The Reappointment of Ben Bernanke
President Obama announced last month that he would reappoint Ben Bernanke to another 4-year term as chairman of the Federal Reserve Board. Bernanke is widely credited for preventing a full-fledged financial collapse by taking a serious of extraordinary measures to ensure the flow of liquidity to the financial system. As a result of his performance in the crisis, most observers had expected that Bernanke would be reappointed.
While Bernanke does deserve substantial credit for preventing a complete economic meltdown, the praise overlooks the fact that Mr. Bernanke bears much of the responsibility for the policies that brought the country and the world to the brink of an economic catastrophe. Even with Bernanke’s recent actions, tens of millions of people around the world still face years of needless unemployment and underemployment as a direct result of the misguided policy pursued by Bernanke and his predecessor Alan Greenspan.
The basic story of this economic disaster is very simple. The Fed allowed an $8 trillion housing bubble to expand unchecked until it reached the breaking point in 2006. It should have been easy to recognize this bubble, and evident that a collapse of a bubble of this size would lead to a severe recession.
There was a 100-year long trend in which nationwide house prices in the United States had just tracked the overall rate of inflation. At the peak of the bubble in 2006, house prices had risen by more than 70 percent, after adjusting for inflation, from their level of a decade earlier.
There were no changes in the fundamentals of the supply or demand of housing that could provide a remotely plausible explanation for this unprecedented run-up in prices. Furthermore, rents were not outpacing inflation. If the run-up in house prices was being driven by fundamentals, then there should have been at least some upward pressure on prices in the rental market.
The flood of bad loans that fueled the bubble was also not a secret. The subprime segment of the mortgage market, which are typically loans made to moderate income people with questionable credit records, expanded from about 8 percent of the market at the start of the decade to 25 percent by 2006. “Alt-A” loans, which are typically made to small business owners who have erratic income, expanded from 2-3 percent of the market to 15 percent of the market by 2006. The huge and unprecedented growth in these speculative segments of the mortgage market should have set off all sorts of alarm bells at the Fed and in other regulatory agencies.
It also should have been evident to any competent economist that the collapse of the housing bubble would have a devastating impact on the economy. By 2006, the bubble was the main force driving the U.S. economy. Housing construction, which is typically less than 4 percent of GDP, has expanded to more than 6 percent of GDP.

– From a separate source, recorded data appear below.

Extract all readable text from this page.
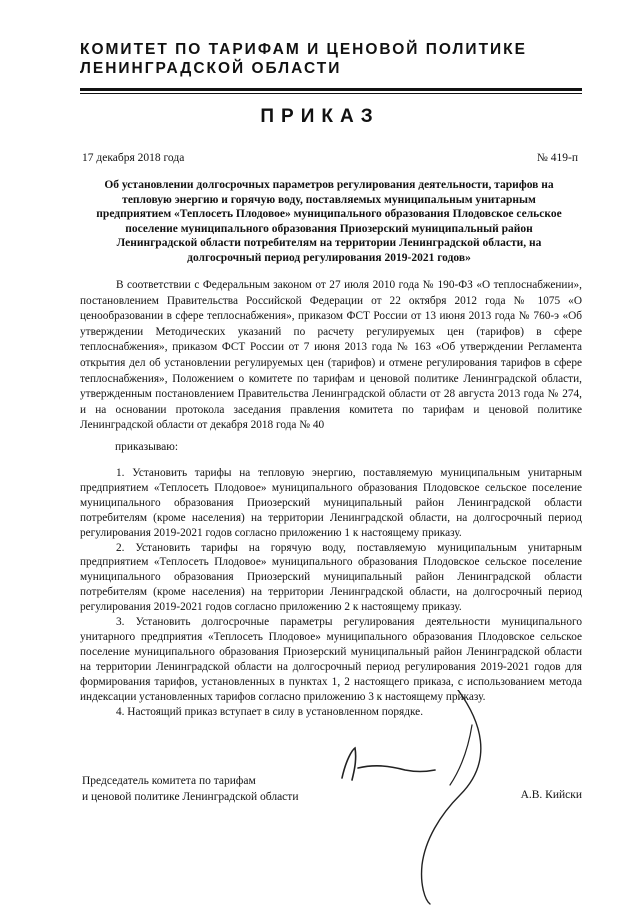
КОМИТЕТ ПО ТАРИФАМ И ЦЕНОВОЙ ПОЛИТИКЕ
ЛЕНИНГРАДСКОЙ ОБЛАСТИ
ПРИКАЗ
17 декабря 2018 года	№ 419-п
Об установлении долгосрочных параметров регулирования деятельности, тарифов на тепловую энергию и горячую воду, поставляемых муниципальным унитарным предприятием «Теплосеть Плодовое» муниципального образования Плодовское сельское поселение муниципального образования Приозерский муниципальный район Ленинградской области потребителям на территории Ленинградской области, на долгосрочный период регулирования 2019-2021 годов»

В соответствии с Федеральным законом от 27 июля 2010 года № 190-ФЗ «О теплоснабжении», постановлением Правительства Российской Федерации от 22 октября 2012 года № 1075 «О ценообразовании в сфере теплоснабжения», приказом ФСТ России от 13 июня 2013 года № 760-э «Об утверждении Методических указаний по расчету регулируемых цен (тарифов) в сфере теплоснабжения», приказом ФСТ России от 7 июня 2013 года № 163 «Об утверждении Регламента открытия дел об установлении регулируемых цен (тарифов) и отмене регулирования тарифов в сфере теплоснабжения», Положением о комитете по тарифам и ценовой политике Ленинградской области, утвержденным постановлением Правительства Ленинградской области от 28 августа 2013 года № 274, и на основании протокола заседания правления комитета по тарифам и ценовой политике Ленинградской области от декабря 2018 года № 40

приказываю:

1. Установить тарифы на тепловую энергию, поставляемую муниципальным унитарным предприятием «Теплосеть Плодовое» муниципального образования Плодовское сельское поселение муниципального образования Приозерский муниципальный район Ленинградской области потребителям (кроме населения) на территории Ленинградской области, на долгосрочный период регулирования 2019-2021 годов согласно приложению 1 к настоящему приказу.

2. Установить тарифы на горячую воду, поставляемую муниципальным унитарным предприятием «Теплосеть Плодовое» муниципального образования Плодовское сельское поселение муниципального образования Приозерский муниципальный район Ленинградской области потребителям (кроме населения) на территории Ленинградской области, на долгосрочный период регулирования 2019-2021 годов согласно приложению 2 к настоящему приказу.

3. Установить долгосрочные параметры регулирования деятельности муниципального унитарного предприятия «Теплосеть Плодовое» муниципального образования Плодовское сельское поселение муниципального образования Приозерский муниципальный район Ленинградской области на территории Ленинградской области на долгосрочный период регулирования 2019-2021 годов для формирования тарифов, установленных в пунктах 1, 2 настоящего приказа, с использованием метода индексации установленных тарифов согласно приложению 3 к настоящему приказу.

4. Настоящий приказ вступает в силу в установленном порядке.

Председатель комитета по тарифам
и ценовой политике Ленинградской области	А.В. Кийски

In addition, the $8 trillion in housing bubble wealth was also driving consumption, pushing the saving rate into negative territory. Conventional estimates of the size of the housing wealth effect put the excess consumption generated by the bubble at close to $500 billion a year.
With the collapse of the bubble, housing construction fell to less than 3.0 percent of GDP, implying a loss in annual demand of more than $450 billion compared with the peak bubble levels. If consumption adjusts fully to the loss of housing bubble wealth, then it will reduce annual demand in the economy by another $500 billion for a total loss of $950 billion, or more 6 percent of GDP. How could anyone not see this falloff in demand as a serious problem? What did they think could replace it when the bubble burst?
In the same vein, how could they think that plunging house prices would not have disastrous consequences for the financial institutions that were exposed to speculative mortgages? Housing is always heavily leveraged, with homebuyers typically putting down just 20 percent of the purchase price. In the bubble years, down payments fell to near zero, with many homebuyers borrowing the full value of the down payment (and sometimes more) with a second mortgage. Could anyone be surprised that these mortgages would default in very large numbers when house prices fell 30-40 percent?
Apparently Ben Bernanke was surprised. He was one of the Fed’s 7 governors from 2002 to 2005. He chaired President Bush’s Council of Economic Advisors for 7 months in 2005 before taking over as Fed chair in January 2006. During this whole period he never took any action to rein in the bubble. In fact, he publicly asserted that there was no housing bubble in the fall of 2005 when his initial appointment as Fed chair was being considered.
In short, Ben Bernanke bears enormous responsibility for one of the biggest mistakes in economic policy in the history of the world and he is getting reappointed as chairman of the Federal Reserve Board. This is the punishment for failure in the United States.
Dean Baker is a macroeconomist and co-director of the Center for Economic and Policy Research in Washington, DC. He previously worked as a senior economist at the Economic Policy Institute and an assistant professor at Bucknell University.